The news comes just days after reports that the UK's economy had retracted by 0.2% in the first three months of 2012.

Questioning over 700 respondents about a variety of economic performance indicators, including GDP, business insolvencies and levels of employment, the CMI found that although the majority of managers still feel growth will stay the same or decrease in the next 12 months, they have a greater believe in job and business security.

The number of managers feeling insecure in their jobs has fallen from 48% six months ago to 43% now, and the number who believe that business insolvencies will increase has fallen from 76% to 71%.

More than four fifths of managers report that the state of the economy is having a negative impact on their organisation (this number has held steadily above 80% since March 2009).

Some 57% of managers report pay freezes in the last six months, with 50 per cent attempting to reduce business overheads and 49% seeing a recruitment freeze in their organisation.

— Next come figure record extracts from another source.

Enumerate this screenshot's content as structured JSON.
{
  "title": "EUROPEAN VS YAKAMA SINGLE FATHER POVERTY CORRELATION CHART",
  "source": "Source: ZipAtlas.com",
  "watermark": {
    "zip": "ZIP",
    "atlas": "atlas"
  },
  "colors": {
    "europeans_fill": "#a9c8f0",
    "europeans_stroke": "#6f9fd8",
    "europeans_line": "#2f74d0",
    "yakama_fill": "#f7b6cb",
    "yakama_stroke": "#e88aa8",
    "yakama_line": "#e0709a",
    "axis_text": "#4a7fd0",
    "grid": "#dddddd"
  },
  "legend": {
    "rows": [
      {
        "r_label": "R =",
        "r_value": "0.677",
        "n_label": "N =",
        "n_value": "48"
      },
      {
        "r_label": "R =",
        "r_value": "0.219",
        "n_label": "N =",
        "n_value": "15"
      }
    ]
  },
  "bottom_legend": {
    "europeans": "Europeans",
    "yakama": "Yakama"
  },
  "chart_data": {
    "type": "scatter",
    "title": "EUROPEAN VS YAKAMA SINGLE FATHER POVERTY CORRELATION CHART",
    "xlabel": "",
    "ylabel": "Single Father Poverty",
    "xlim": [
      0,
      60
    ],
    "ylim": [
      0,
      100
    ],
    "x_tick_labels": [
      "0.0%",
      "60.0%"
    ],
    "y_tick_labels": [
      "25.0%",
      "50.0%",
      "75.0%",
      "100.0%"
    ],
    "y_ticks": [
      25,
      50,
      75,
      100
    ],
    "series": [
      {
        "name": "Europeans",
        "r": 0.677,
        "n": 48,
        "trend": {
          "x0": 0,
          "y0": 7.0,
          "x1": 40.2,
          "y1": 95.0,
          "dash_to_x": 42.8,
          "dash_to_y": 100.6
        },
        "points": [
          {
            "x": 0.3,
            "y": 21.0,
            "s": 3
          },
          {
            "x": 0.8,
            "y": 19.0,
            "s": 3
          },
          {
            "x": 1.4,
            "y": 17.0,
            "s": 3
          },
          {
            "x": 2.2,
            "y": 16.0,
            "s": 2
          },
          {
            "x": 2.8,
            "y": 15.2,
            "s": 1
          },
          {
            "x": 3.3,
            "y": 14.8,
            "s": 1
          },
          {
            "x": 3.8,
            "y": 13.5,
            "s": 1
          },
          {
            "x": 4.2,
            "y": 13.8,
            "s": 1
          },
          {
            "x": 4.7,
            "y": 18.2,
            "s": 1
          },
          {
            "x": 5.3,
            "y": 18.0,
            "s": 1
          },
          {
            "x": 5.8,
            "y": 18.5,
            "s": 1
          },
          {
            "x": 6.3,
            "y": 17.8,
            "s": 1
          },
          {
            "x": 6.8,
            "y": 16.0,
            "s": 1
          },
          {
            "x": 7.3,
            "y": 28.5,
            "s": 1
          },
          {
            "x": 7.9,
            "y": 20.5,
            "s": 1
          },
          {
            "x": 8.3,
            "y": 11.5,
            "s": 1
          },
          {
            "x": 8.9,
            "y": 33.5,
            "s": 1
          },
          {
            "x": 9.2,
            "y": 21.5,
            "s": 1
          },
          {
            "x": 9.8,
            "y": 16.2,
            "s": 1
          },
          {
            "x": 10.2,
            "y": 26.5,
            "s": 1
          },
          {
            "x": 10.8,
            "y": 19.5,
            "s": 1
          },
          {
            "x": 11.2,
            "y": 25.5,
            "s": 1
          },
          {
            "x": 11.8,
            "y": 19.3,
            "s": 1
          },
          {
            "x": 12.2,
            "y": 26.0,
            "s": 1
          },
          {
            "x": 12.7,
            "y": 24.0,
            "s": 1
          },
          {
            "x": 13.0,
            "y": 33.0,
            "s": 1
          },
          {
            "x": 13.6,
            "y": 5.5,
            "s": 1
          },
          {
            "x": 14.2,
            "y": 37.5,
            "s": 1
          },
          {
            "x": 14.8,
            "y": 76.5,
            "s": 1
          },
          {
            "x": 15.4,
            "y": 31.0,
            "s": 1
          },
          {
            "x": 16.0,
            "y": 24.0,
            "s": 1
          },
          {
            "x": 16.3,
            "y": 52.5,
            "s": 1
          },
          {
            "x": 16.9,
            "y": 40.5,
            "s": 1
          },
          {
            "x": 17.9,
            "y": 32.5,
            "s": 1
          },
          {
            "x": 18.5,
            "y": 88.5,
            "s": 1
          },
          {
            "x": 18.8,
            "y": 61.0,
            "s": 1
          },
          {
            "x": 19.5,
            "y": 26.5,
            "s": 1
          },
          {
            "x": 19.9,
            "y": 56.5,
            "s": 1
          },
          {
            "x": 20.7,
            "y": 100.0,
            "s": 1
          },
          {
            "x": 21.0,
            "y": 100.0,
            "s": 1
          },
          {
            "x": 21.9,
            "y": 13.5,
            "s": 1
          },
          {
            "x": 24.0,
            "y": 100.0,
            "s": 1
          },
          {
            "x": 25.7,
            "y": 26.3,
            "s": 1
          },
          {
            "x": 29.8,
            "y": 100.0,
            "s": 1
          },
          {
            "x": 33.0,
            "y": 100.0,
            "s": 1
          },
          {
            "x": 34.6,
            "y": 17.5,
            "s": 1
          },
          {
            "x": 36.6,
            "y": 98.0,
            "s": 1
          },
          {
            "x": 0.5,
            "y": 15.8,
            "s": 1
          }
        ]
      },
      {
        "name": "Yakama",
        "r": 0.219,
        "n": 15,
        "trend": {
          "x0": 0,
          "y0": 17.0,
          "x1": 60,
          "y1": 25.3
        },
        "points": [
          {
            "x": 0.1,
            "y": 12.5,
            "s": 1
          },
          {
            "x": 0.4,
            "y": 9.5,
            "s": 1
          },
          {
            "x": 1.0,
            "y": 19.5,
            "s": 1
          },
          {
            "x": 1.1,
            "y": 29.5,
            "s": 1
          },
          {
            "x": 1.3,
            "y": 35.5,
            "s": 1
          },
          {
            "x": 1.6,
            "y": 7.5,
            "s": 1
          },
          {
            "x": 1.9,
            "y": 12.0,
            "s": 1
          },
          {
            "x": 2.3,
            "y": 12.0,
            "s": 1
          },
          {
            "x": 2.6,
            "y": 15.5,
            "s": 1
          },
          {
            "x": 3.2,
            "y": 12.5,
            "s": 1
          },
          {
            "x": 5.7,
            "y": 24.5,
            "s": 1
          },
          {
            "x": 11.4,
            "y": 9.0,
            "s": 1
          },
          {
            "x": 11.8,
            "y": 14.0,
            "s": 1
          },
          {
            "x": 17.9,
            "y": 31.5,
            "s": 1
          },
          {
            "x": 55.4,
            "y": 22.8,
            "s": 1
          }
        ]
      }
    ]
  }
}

Nearly two thirds of managers (64%) say that staff morale has got worse in the last six months .

Managers in the public sector feel most affected by the current economic conditions, are the least optimistic about the future, are the most insecure about their jobs, and are seeing the lowest morale

In a climate where 35% of managers expect to see cuts in training and development, and 32% are expecting cuts in management and leadership development - further endangering organisational growth - 82% of managers would like to see the Government offer tax breaks to employers for investing in skills development. In a further endorsement of the importance of the skills agenda, 81% support the expansion of funding for Apprenticeships, with 67% calling for greater employer influence over public investment in skills.

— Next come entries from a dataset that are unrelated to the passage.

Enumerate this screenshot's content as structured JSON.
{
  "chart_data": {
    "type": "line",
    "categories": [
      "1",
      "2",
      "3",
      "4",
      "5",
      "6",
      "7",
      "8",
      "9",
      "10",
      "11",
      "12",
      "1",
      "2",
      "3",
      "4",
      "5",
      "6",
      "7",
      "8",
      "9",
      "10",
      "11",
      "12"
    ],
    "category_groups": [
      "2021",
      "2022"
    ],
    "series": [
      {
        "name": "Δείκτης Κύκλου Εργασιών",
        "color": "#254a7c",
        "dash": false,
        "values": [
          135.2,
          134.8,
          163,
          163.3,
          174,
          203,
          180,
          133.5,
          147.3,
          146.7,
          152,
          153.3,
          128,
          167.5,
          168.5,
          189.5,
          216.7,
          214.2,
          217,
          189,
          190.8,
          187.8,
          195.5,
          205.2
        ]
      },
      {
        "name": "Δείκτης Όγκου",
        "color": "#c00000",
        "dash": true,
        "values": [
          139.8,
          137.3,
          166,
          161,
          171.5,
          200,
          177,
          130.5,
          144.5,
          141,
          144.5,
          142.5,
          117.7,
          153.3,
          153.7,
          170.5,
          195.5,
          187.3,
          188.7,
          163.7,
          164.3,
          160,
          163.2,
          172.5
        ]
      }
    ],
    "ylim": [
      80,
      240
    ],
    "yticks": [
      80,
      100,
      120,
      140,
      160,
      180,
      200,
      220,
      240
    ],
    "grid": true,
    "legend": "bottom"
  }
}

Christopher Kinsella, acting chief executive of the CMI, said: "Although it is good to see improvement in the longer term outlook amongst UK managers particularly in the private sector, as last week's GDP figures show, we are still experiencing tough times. With morale continuing to be low and managers having to deal with difficult issues such as pay freezes and job insecurity, the journey back to economic prosperity is likely to feel like a long slog for many people.

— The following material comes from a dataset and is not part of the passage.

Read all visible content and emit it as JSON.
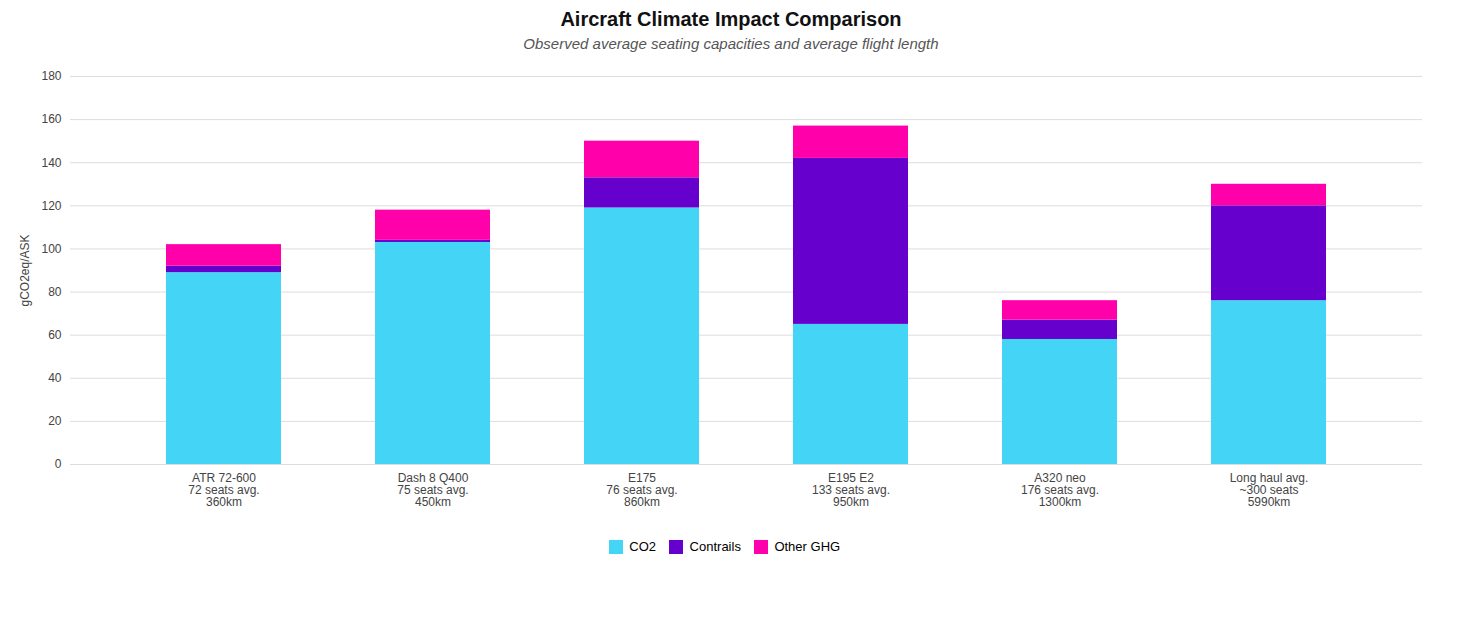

"It is particularly worrying to see the number of people who continue to expect to see cuts in budget for training, and management and leadership development. With recent CMI/Penna research showing that effective management development can improve organisational performance by as much as 23 per cent, this type of short-termism risks damaging our ability as a nation to grow once more. Both Government and employers have a role to play in addressing this issue, and we call on both to work now to ensure management skills shortages do not hamper our chances of recovery."